See for example Can I force cache coherency on a multicore x86 CPU? It's a common misconception that stores go into cache while other cores still have old copies of the cache line, and then "cache coherence" has to happen.
But that's not the case: to modify a cache line, a CPU needs to have exclusive ownership of the line (Modified or Exclusive state of MESI). This is only possible after receiving responses to a Read For Ownership that invalidates all other copies of the cache line, if it was in Shared or Invalid state before. See Will two atomic writes to different locations in different threads always be seen in the same order by other threads? for example.
However, memory models allow local reordering of stores and loads. Sequential consistency would be too slow, so CPUs always allow at least StoreLoad reordering. See also Is mov + mfence safe on NUMA? for lots of details about the TSO (total store order) memory model used on x86. Many other ISAs use an even weaker model.
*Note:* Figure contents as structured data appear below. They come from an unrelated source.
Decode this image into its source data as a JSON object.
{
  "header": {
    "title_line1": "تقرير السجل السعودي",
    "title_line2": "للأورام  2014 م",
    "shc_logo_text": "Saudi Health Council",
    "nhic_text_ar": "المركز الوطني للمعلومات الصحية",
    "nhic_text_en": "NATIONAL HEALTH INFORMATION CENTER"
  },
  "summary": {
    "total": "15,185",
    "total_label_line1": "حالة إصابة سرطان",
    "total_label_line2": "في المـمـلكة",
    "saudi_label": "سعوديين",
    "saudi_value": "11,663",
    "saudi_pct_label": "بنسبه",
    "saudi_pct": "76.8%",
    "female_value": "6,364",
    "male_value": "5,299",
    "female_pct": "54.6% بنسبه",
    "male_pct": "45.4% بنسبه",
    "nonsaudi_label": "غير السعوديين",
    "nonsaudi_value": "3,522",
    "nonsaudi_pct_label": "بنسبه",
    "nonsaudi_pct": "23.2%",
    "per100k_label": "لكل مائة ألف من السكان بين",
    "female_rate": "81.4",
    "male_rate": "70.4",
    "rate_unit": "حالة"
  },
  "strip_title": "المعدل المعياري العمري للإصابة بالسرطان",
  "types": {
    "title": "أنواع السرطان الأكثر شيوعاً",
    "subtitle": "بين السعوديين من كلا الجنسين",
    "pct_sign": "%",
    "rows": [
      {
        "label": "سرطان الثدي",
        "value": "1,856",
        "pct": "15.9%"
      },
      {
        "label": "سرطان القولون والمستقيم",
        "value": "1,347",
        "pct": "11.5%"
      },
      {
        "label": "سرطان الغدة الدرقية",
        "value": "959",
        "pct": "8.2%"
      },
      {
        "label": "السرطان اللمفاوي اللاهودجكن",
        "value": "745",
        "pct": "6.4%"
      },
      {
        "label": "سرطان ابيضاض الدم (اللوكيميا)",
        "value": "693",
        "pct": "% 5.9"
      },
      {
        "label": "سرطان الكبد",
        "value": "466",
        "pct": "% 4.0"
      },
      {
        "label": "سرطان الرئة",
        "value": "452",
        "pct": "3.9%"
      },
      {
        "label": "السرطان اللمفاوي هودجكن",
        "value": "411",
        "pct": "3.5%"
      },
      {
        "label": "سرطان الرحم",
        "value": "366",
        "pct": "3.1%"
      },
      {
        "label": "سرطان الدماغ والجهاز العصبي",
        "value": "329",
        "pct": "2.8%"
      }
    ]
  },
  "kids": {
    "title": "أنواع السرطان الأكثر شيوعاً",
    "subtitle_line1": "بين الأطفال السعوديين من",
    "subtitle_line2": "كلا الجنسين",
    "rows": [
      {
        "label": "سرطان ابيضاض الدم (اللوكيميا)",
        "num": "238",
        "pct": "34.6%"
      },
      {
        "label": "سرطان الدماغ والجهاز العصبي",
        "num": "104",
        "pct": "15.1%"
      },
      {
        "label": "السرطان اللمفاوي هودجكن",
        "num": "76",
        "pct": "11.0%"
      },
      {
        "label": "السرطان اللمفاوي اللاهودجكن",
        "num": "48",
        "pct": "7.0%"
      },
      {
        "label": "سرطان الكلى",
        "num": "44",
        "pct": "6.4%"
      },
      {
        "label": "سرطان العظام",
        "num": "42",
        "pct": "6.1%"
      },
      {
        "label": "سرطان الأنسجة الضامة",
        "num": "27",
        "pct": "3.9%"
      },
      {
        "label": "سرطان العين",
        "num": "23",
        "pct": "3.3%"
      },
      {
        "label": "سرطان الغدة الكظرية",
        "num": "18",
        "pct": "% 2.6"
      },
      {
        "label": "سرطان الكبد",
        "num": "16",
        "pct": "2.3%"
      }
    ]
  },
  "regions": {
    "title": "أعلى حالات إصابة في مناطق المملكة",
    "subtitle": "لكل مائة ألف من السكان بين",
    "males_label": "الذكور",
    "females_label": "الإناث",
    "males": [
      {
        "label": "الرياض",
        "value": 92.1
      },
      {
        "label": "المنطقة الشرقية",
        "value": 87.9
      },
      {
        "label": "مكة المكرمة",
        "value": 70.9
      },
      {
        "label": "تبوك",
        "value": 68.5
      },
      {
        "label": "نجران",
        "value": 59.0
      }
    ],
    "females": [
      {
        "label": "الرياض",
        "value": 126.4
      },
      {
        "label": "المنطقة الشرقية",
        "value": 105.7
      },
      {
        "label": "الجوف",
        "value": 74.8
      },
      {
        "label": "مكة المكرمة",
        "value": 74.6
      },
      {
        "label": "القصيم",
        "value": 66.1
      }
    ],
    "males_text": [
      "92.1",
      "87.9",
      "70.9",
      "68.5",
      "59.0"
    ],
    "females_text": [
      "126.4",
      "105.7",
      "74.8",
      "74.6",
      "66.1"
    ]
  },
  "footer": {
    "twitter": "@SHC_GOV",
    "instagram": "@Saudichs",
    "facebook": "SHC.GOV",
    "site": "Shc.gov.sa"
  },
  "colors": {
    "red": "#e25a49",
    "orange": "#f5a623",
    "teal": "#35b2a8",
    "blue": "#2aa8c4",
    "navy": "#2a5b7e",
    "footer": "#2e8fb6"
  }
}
For an unsynchronized reader in this case, there are three possibilities if both are running on separate cores
load(a)
happens on core#2 before the cache line is invalidated, so it reads the old value and thus effectively happens before the a=1
store in the global order. The load can hit in L1d cache.
load(a)
happens after core#1 has committed the store to its L1d cache, and hasn't written back yet. Core#2's read request triggers Core#2 to write-back to shared a shared level of cache (e.g. L3), and puts the line into Shared state. The load will definitely miss in L1d.
load(a)
happens after write-back to memory or at least L3 has already happened, so it doesn't have to wait for core#1 to write-back. The load will miss in L1d unless hardware prefetch has brought it back in for some reason. But usually that only happens as part of sequential accesses (e.g. to an array).
So yes, the load will stall if the other core has already committed it to cache before this core tries to load it.
See also Size of store buffers on Intel hardware? What exactly is a store buffer? for more about the effect of the store buffer on everything, including memory reordering.
It doesn't matter here because you havea write-only producer and a read-only consumer. The producer core doesn't wait for its store to become globally visible before continuing, and it can see its own store right away, before it becomes globally visible. It does matter when you have each thread looking at stores done by the other thread; then you need barriers, or sequentially-consistent atomic operations (which compilers implement with barriers). See https://preshing.com/20120515/memory-reordering-caught-in-the-act
See also
Can num++ be atomic for 'int num'? for how atomic RMW works with MESI, that's instructive to understanding the concept. (e.g. that an atomic RMW can work by having a core hang on to a cache line in Modified state, and delay responding to RFO or requests to share it until the write part of the RMW has committed.)